I always celebrate how terrific dogs are. But, some of us do bad things. The worst sin is attacking a dog and sending them to the Bridge. We are not human. We do not take the life of another member of our species regularly. When it happens, the aggressor usually follows their victim to the Bridge, put down by humans. Is the killer dog allowed at the Bridge? And, what happens when he meets the dog whose life he ended? It is a complicated issue.
This past week, in Australia, a tiny dog named Rubin was happily walking down the street, on a leash, with his parents. A large bulldog called Kaos broke free of his parents’ grasp and attacked Rubin, biting and shaking him for more than five minutes before they got Rubin loose. His parents rushed Rubin to the hospital. The vets worked hard to save the smaller dog, but there was too much damage. Rubin passed to the Bridge, much before his time.
The authorities came for Kaos. He found himself in quarantine. A short time later, he went before a group of humans who would decide his fate, so much for a jury of our peers. They determined that Kaos was a threat to the health and safety of the residents. Kaos went to the immortal side as well.
When Kaos started to cross the Bridge, he encountered a panel of inquiry, composed of angel judges, including me. We would decide if Kaos could cross onto the immortal side or wander in the immortal world as a ghost.
To begin with, Kaos received a chance to explain why he attacked little Rubin. His story was the same as other dogs who found themselves in similar circumstances. It started with his parents, who used a violent method of house training. Dogs adore their humans, and nothing confuses us more than being stuck by our parents. How could you abuse someone who does nothing but loves you?
Dogs like Kaos begin to mistrust everything, including small pups. To exacerbate the issue, Kaos’ parents thought the big boxer was well suited to life as a guard dog. They asked themselves what did a guard dog do, and they answered that they attack. They worked very hard to make Kaos overly aggressive. That attitude left them with expensive fees to pay the vets who worked so valiantly in trying to save Rubin and an empty dog bed where Kaos used to sleep.
We judges were all moved by Kaos’ tale. What happened was not his fault, but that of his parents, who found themselves with a love bug and desired to turn it into a killing machine.

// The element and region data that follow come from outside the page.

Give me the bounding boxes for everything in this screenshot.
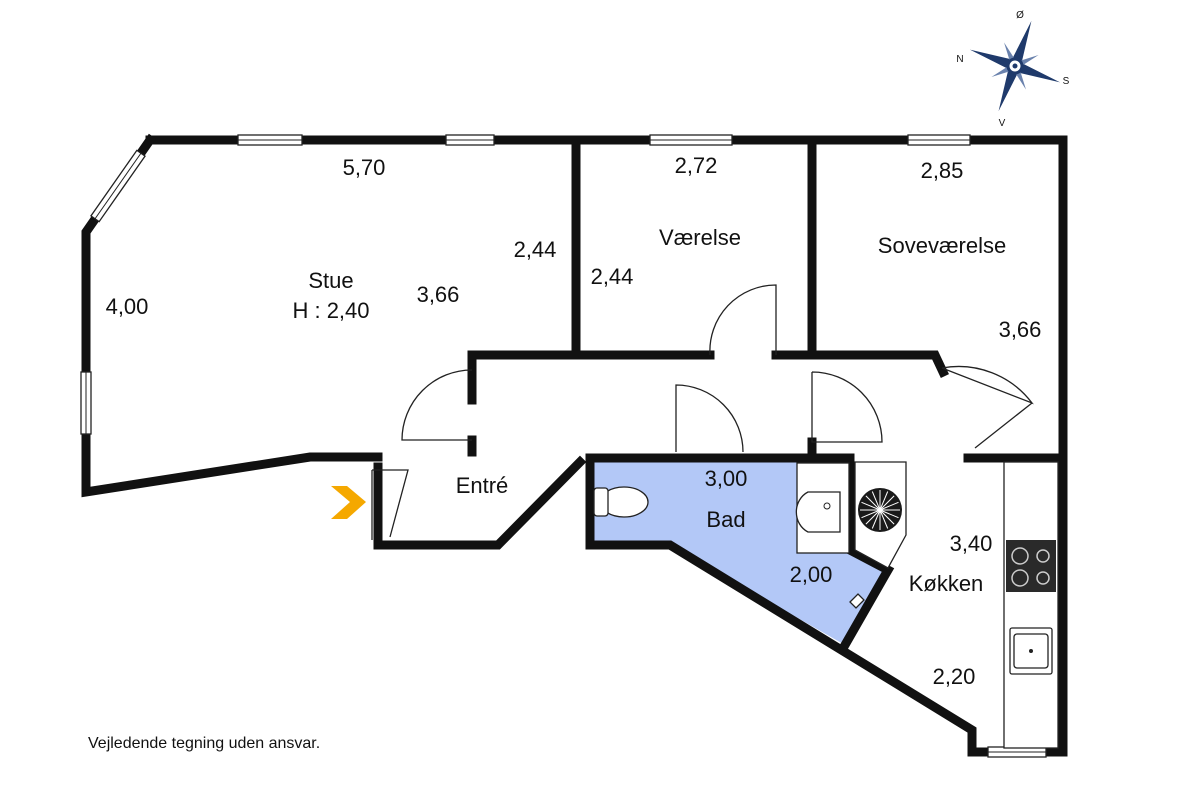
dim-kokken-width: 2,20 — [933, 664, 976, 689]
dim-stue-width: 5,70 — [343, 155, 386, 180]
dim-kokken-depth: 3,40 — [950, 531, 993, 556]
boiler — [854, 461, 907, 569]
dim-stue-right-segment: 2,44 — [514, 237, 557, 262]
boiler-fan-blade — [871, 509, 881, 529]
disclaimer-text: Vejledende tegning uden ansvar. — [88, 735, 320, 752]
compass-rose — [969, 20, 1061, 112]
windows — [80, 134, 1047, 758]
window-stue-diagonal — [90, 149, 146, 223]
boiler-fan-blade — [861, 501, 881, 511]
hall-top-wall-1 — [467, 350, 715, 405]
door-entrance — [371, 469, 409, 540]
window-stue-top-1 — [237, 134, 303, 146]
compass-east-label: Ø — [1016, 10, 1024, 21]
outer-wall — [145, 135, 1068, 757]
dim-stue-left-height: 4,00 — [106, 294, 149, 319]
door-bad — [675, 384, 744, 453]
walls — [81, 133, 1068, 757]
dim-sove-width: 2,85 — [921, 158, 964, 183]
compass-south-label: S — [1063, 76, 1070, 87]
kitchen-fixtures — [1003, 461, 1059, 749]
toilet-tank — [593, 487, 609, 517]
dim-bad-width: 3,00 — [705, 466, 748, 491]
entre-wall — [373, 455, 587, 550]
window-vaerelse-top — [649, 134, 733, 146]
kitchen-counter — [1003, 461, 1059, 749]
window-stue-left — [80, 371, 92, 435]
bath-tap — [849, 593, 865, 609]
boiler-fan-blade — [879, 509, 889, 529]
door-stue — [401, 369, 473, 441]
doors — [371, 284, 1034, 540]
boiler-fan-blade — [879, 501, 899, 511]
compass-north-label: N — [956, 54, 963, 65]
window-stue-top-2 — [445, 134, 495, 146]
dim-sove-depth: 3,66 — [999, 317, 1042, 342]
hob-plate-3 — [1011, 569, 1029, 587]
room-label-entre: Entré — [456, 473, 509, 498]
boiler-fan-blade — [865, 495, 881, 511]
dim-vaerelse-depth: 2,44 — [591, 264, 634, 289]
boiler-fan-blade — [865, 509, 881, 525]
bath-fixtures — [593, 462, 865, 609]
kitchen-sink-drain — [1029, 649, 1033, 653]
room-label-bad: Bad — [706, 507, 745, 532]
door-vaerelse — [709, 284, 777, 356]
dim-vaerelse-width: 2,72 — [675, 153, 718, 178]
boiler-fan-blade — [879, 491, 889, 511]
bad-kitchen-wall — [838, 453, 895, 652]
kitchen-hob — [1006, 540, 1056, 592]
boiler-fan-blade — [861, 509, 881, 519]
hob-plate-4 — [1036, 571, 1050, 585]
boiler-fan-blades — [860, 490, 900, 530]
entrance-arrow — [331, 486, 366, 519]
boiler-fan-blade — [879, 509, 895, 525]
window-sove-top — [907, 134, 971, 146]
dim-bad-depth: 2,00 — [790, 562, 833, 587]
door-sove — [941, 365, 1034, 449]
hob-plate-1 — [1011, 547, 1029, 565]
room-label-sovevaerelse: Soveværelse — [878, 233, 1006, 258]
bath-sink-drain — [823, 502, 831, 510]
boiler-fan-blade — [879, 495, 895, 511]
room-label-kokken: Køkken — [909, 571, 984, 596]
compass-west-label: V — [999, 118, 1006, 129]
hall-top-wall-2 — [771, 350, 949, 378]
hob-plate-2 — [1036, 549, 1050, 563]
dim-stue-depth: 3,66 — [417, 282, 460, 307]
door-hall-closet — [811, 371, 883, 443]
room-height-stue: H : 2,40 — [292, 298, 369, 323]
boiler-fan-blade — [879, 509, 899, 519]
room-label-stue: Stue — [308, 268, 353, 293]
boiler-fan-blade — [871, 491, 881, 511]
bath-sink-basin — [795, 491, 841, 533]
room-label-vaerelse: Værelse — [659, 225, 741, 250]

But we were not the ones who would determine Kaos' fate. With every such case, it is the victim who became unfairly separated from his family that would decide.
Rubin walked down the stairs from the Doggyspace section of the Bridge where he is assigned. When Kaos saw him, he dropped in front of the smaller dog paws, cried, and begged for forgiveness.
Rubin hugged him, patted the fur made wet from crying, and told Kaos he is forgiven. He nodded to us that he approved of Kaos earning his detachable angel wings. He helped Kaos stand and told him he could spend eternity with his family, never to be subject to be his parents’ cruelty. Paw and paw, they crossed to the Bridge into the next kingdom.
Rubin knows there is no more significant superpower than forgiveness. If only the humans knew that. They would stop trying to fly.